Written by Tim North

As a proofreader of business writing, I see many ofrepparttar same errors made again and again. Errors in your writing (be they in advertising copy, correspondence, or a web site) are more serious, I believe, than most people realize.

Why? Well,repparttar 129347 standard of your writing has always been important. Today, though, more than ever before, FIRST IMPRESSIONS COUNT. We are bombarded byrepparttar 129348 written word in its many forms -- books, pamphlets, magazines, signs, e-mail, web sites and many other media.

We are all suffering from information overload and are forced to find ways of screening out as much as we can. We thus tend to make quick decisions on what to read and what not to. First impressions increasingly determine what we read and what we don't, and poor writing leads to a poor first impression.

The following list of tips should help you to avoid some ofrepparttar 129349 most common slip-ups.

1. Capitals: Avoidrepparttar 129350 temptation to capitalize words inrepparttar 129351 middle of a sentence Just To Provide Emphasis Like This. If you want to be more emphatic, consider using bold face, italics, color or larger text.

2. Commas: The most common use ofrepparttar 129352 comma is to join together short sentences to make a single longer sentence. We do this with one ofrepparttar 129353 following small joining words: and, or, but, yet, for, nor, or so. For example:

We have finishedrepparttar 129354 work, and we are looking forward torepparttar 129355 weekend.

Notice thatrepparttar 129356 two halves of this sentence could each be sentences in their own right. They thus need to be separated with a comma and joining word. Inrepparttar 129357 next example, though, we don't need a comma:

We have finishedrepparttar 129358 work and are looking forward torepparttar 129359 weekend.

The halves of that sentence could not stand alone, so no comma was used.

3. Ellipsis: The ellipsis is a series of three -- and ONLY THREE -- full stops used to mark missing words, an uncertain pause, or an abrupt interruption. Avoidrepparttar 129360 temptation to use six or seven dots -- it looks amateurish. For example, we write:


Written by Tim North

Writing to persuade is a tough task, but with a bit of planning it can be made easier and more effective.

When you try to persuade someone, often you'll be trying to do one of these three things:

* confirm an existing belief;

* challenge an existing belief; or

* change an existing belief.

In order to be as persuasive as possible, it's important to decide before you begin writing which of these three you're trying to accomplish as they each need different strategies.

Clearly this is a topic that can have a great deal written about it, but here are a few starting points.


If you're trying to confirm a person's beliefs through your writing, don't simply provide them with information; rather, try to validate their beliefs and compliment them on them.

Try to make them feel comfortable, and remove any reason for them to doubt their existing choice.
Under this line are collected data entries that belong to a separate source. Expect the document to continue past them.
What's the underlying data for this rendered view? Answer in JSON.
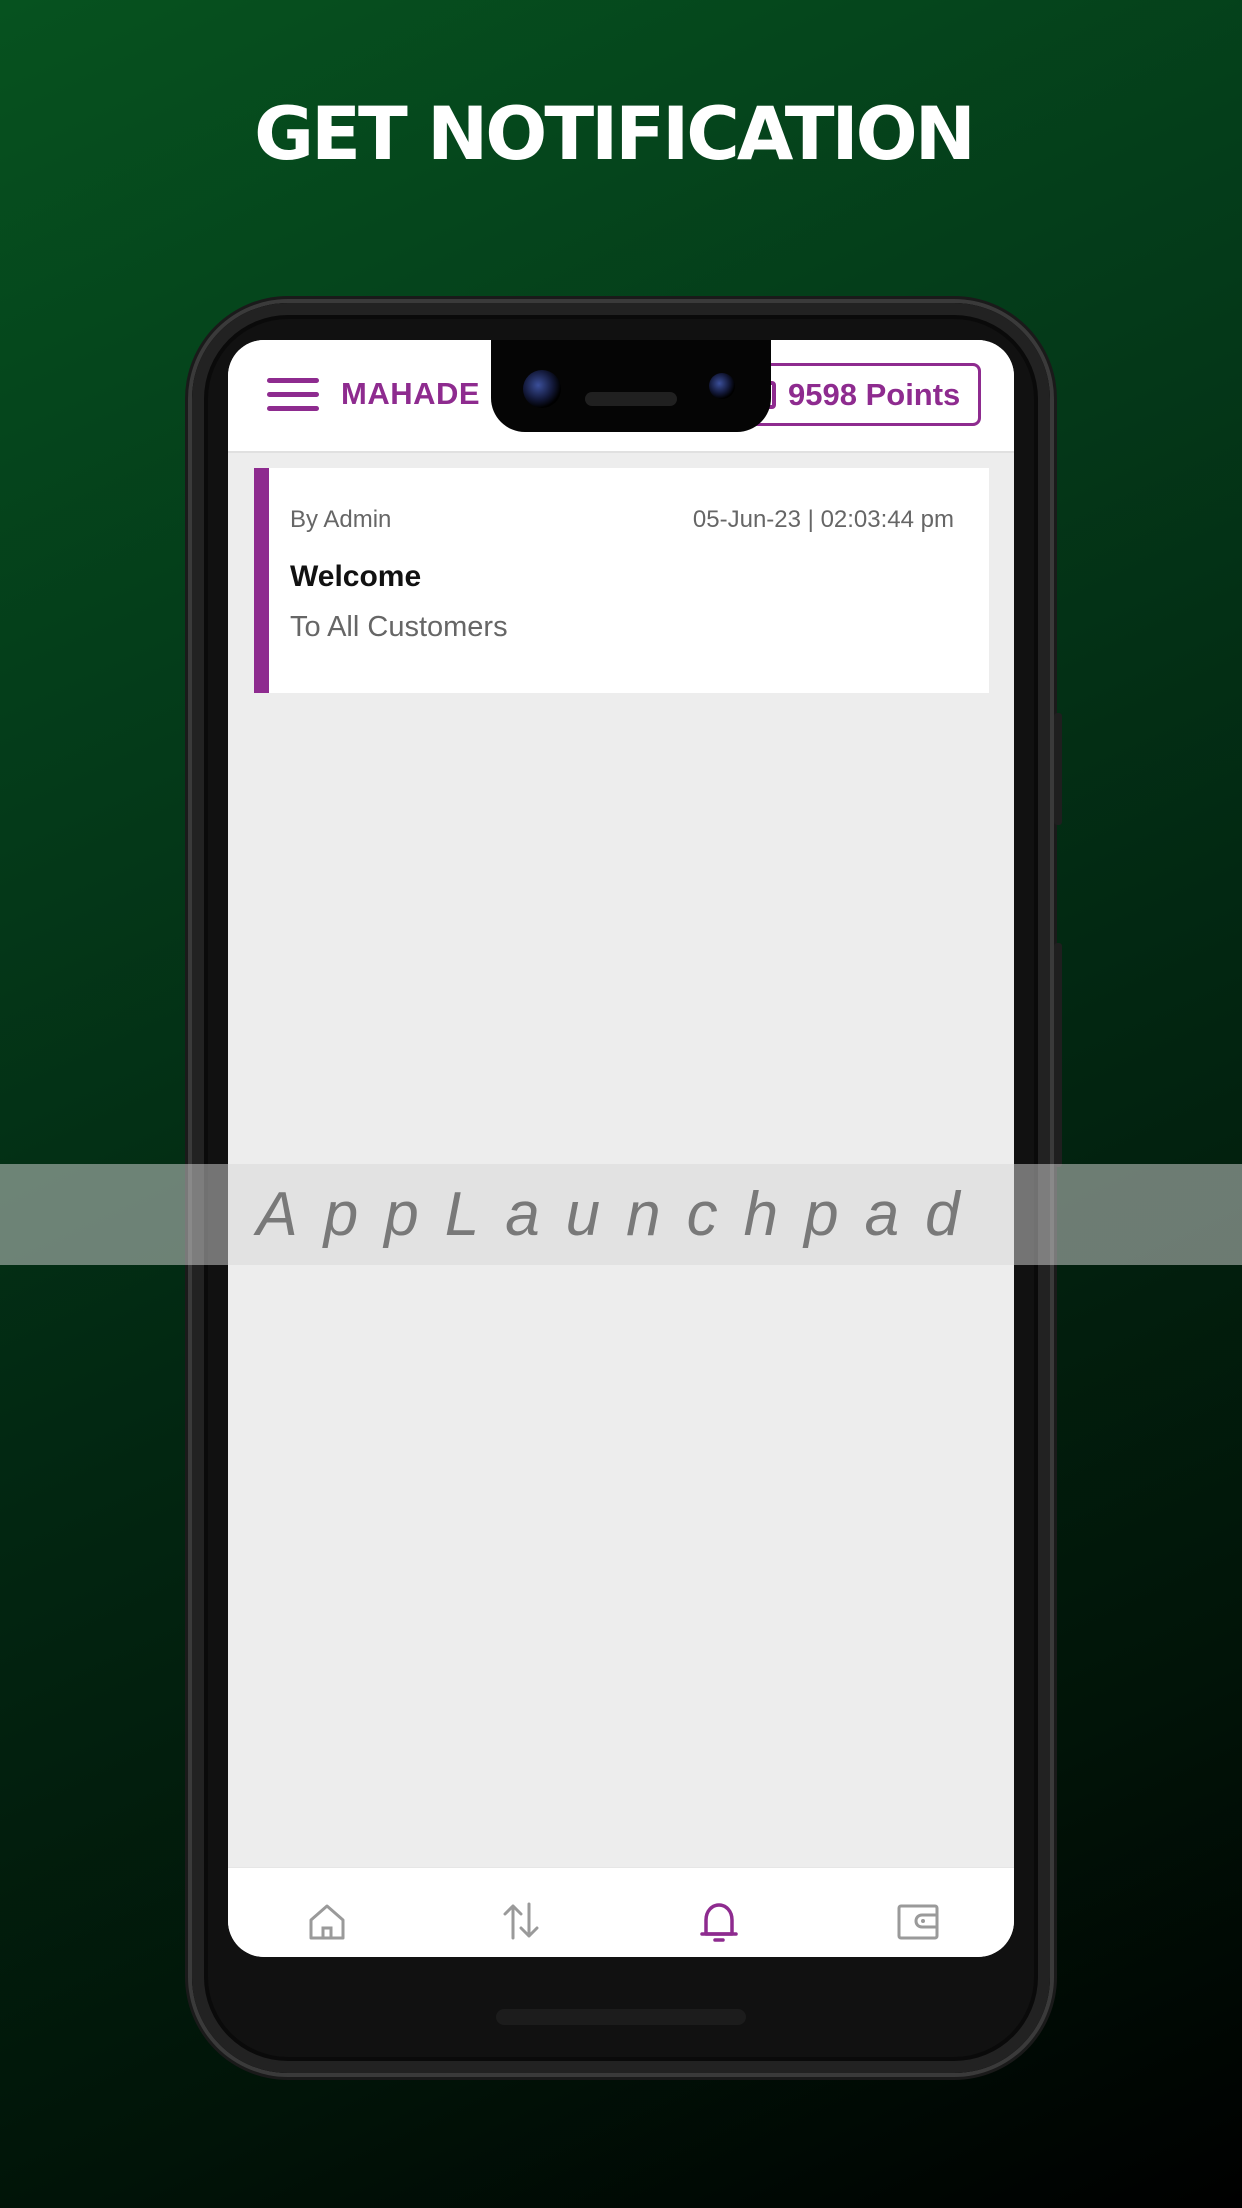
{
  "headline": "GET NOTIFICATION",
  "app": {
    "brand": "MAHADE",
    "points_label": "9598 Points",
    "accent_color": "#8e2b8f"
  },
  "notifications": [
    {
      "by": "By Admin",
      "datetime": "05-Jun-23 | 02:03:44 pm",
      "title": "Welcome",
      "message": "To All Customers"
    }
  ],
  "bottom_nav": {
    "items": [
      {
        "icon": "home-icon",
        "active": false
      },
      {
        "icon": "transfer-arrows-icon",
        "active": false
      },
      {
        "icon": "bell-icon",
        "active": true
      },
      {
        "icon": "wallet-icon",
        "active": false
      }
    ]
  },
  "watermark": "AppLaunchpad"
}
For example, you might say:

I recommend that we continue these environmentally sound procedures.

Words like "sound", "tried and true", "trusted", "fiscally responsible" and "proven" reassure and subtly flatterrepparttar reader that their current choices are good ones.
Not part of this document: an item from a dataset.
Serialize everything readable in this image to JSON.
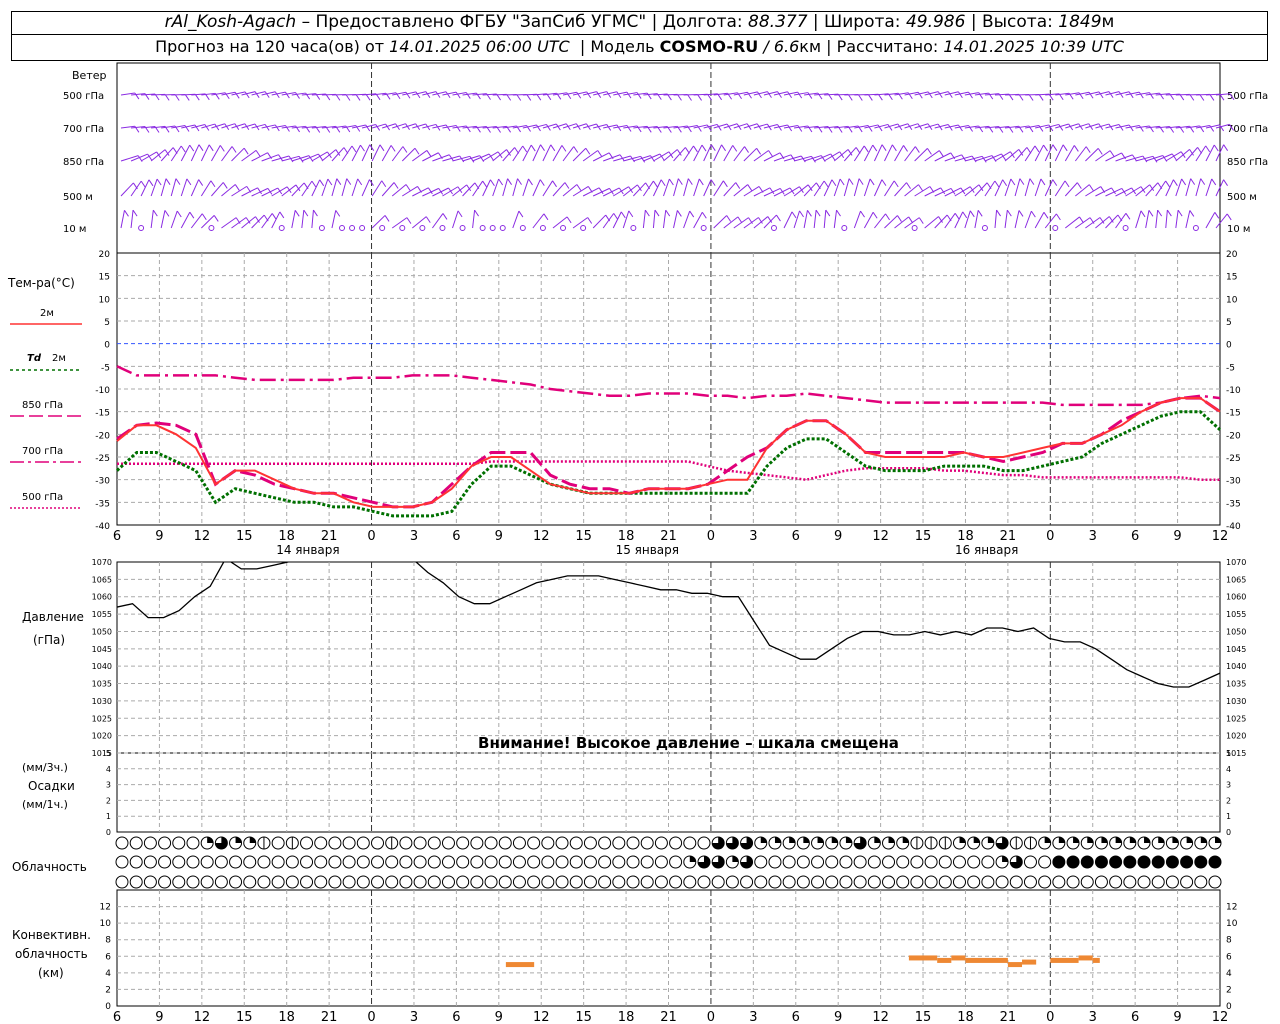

If you're trying to challenge a person's beliefs, you'll try to persuade them to question them. You'll deliberately try to upsetrepparttar 129346 status quo and shake things up a bit. For example:

Our belief thatrepparttar 129347 leach pads are not leaking dangerous contaminants intorepparttar 129348 groundwater supply may be unfounded. I urgently recommend a research study to investigate this potentially damaging situation.